Religion

Federal judge rules ‘religious freedom’ allows doctors to reject trans women and women who’ve had abortions

This Saturday, a U.S. federal judge ruled that doctors can refuse to treat transgender women and women who’ve had abortions if they feel it infringes upon their “religious freedom.”

According to Judge Reed O’Connor‘s ruling, laws put in place that forbid gender-based discrimination would require doctors “to remove the categorical exclusion of transitions and abortions (a condition they assert is a reflection of their religious beliefs and an exercise of their religion) and conduct an individualized assessment of every request for those procedures.”

O’Connor claimed the laws impose a “burden” on doctors who want to exercise their religious freedom, citing the Hobby Lobby ruling from 2014 which allowed family-owned corporations to refuse insurance coverage for birth control on the basis of religious beliefs.

“The ruling marks an extreme extension of the dubious logic behind the Supreme Court’s Burwell v. Hobby Lobby decision—and indicates that conservative courts believe the purported right of health care professionals to discriminate against patients trumps patients’ right to sound medical treatment,” Slate‘s Mark Joseph Stern writes.

Stern adds that while current laws include “gender identity” and “termination of pregnancy” under the umbrella of sex discrimination, “O’Connor recognizes only one kind of sex discrimination: hostility against a man or woman for being a man or a woman.”

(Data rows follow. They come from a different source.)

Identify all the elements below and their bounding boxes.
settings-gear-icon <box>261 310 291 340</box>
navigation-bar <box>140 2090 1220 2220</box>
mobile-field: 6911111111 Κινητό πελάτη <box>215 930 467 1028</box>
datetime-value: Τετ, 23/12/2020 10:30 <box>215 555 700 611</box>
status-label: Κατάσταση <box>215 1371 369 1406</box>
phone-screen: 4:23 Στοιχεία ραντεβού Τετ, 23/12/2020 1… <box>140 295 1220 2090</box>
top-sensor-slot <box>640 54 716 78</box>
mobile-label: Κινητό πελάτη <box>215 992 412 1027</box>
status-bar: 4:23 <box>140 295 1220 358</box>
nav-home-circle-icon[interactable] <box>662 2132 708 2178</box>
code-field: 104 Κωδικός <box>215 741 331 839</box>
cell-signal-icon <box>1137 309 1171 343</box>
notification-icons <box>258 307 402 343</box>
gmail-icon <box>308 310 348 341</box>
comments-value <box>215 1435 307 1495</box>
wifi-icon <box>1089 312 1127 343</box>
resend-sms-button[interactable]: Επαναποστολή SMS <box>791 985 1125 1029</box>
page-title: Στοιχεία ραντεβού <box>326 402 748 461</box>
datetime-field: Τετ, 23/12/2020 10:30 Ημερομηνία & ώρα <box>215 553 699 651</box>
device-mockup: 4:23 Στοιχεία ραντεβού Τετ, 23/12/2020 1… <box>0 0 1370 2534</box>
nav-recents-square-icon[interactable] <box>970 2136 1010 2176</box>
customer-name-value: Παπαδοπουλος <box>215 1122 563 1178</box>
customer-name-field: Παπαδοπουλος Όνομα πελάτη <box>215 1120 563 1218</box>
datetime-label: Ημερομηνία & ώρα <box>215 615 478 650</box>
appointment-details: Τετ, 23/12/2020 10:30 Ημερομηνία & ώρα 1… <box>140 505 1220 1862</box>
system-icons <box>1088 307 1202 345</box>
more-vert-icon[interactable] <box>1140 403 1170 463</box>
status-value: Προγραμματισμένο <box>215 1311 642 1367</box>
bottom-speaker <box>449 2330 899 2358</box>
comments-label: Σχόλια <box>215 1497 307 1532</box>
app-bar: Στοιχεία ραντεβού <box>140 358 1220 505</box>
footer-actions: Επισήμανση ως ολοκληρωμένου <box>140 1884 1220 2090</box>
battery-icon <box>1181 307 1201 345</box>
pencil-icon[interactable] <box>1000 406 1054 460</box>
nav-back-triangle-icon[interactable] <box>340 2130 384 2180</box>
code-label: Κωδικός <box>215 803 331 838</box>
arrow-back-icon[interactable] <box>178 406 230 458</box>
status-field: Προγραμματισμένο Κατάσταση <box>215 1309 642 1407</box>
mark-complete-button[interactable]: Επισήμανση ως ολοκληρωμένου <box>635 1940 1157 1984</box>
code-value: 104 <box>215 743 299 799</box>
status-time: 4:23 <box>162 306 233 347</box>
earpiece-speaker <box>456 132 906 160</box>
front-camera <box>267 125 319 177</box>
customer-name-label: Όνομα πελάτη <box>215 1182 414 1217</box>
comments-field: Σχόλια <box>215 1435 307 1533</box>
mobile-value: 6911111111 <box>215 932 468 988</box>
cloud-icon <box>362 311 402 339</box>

According to Stern, the most disturbing aspect of O’Connor’s ruling isn’t his usual “judicial chicanery regarding facts and precedent,” but his expansion of the Hobby Lobby precedent. Christian medical groups and insurance companies behind the lawsuit argue that treating transgender patients and women who’ve had abortions amounts to “material cooperation with evil,” a notion that O’Connor agrees with.

According to him, the law should favor this belief system over people’s need for medical care.

“The ramifications of this reasoning are chilling, especially for women and LGBTQ people,” Stern wrote. “Does RFRA bar the government from protecting gay people against medical discrimination? What about women who don’t wish to become pregnant?”

Stern writes:

Indeed, by the terms of [O’Connor’s] ruling, the government can’t require doctors and insurance companies to treat or cover anything they believe to be “evil.” Instead, the government must continually step in to insure unpopular patients and help them find a doctor who will deign to treat them. This system would completely upend medical practice in the United States, legalizing prejudice-based refusal of service and placing the burden on patients to find a doctor and insurance company who will provide the treatment they need. There is no clear limit to the damage that O’Connor’s ruling could do. It appears that in our post–Hobby Lobby world, patients who draw ire from conservative Christians must get used to being deprived of insurance and denied medical treatment solely on account of their identities.

In other words, your doctor can refuse to see you if he/she decides you’re evil.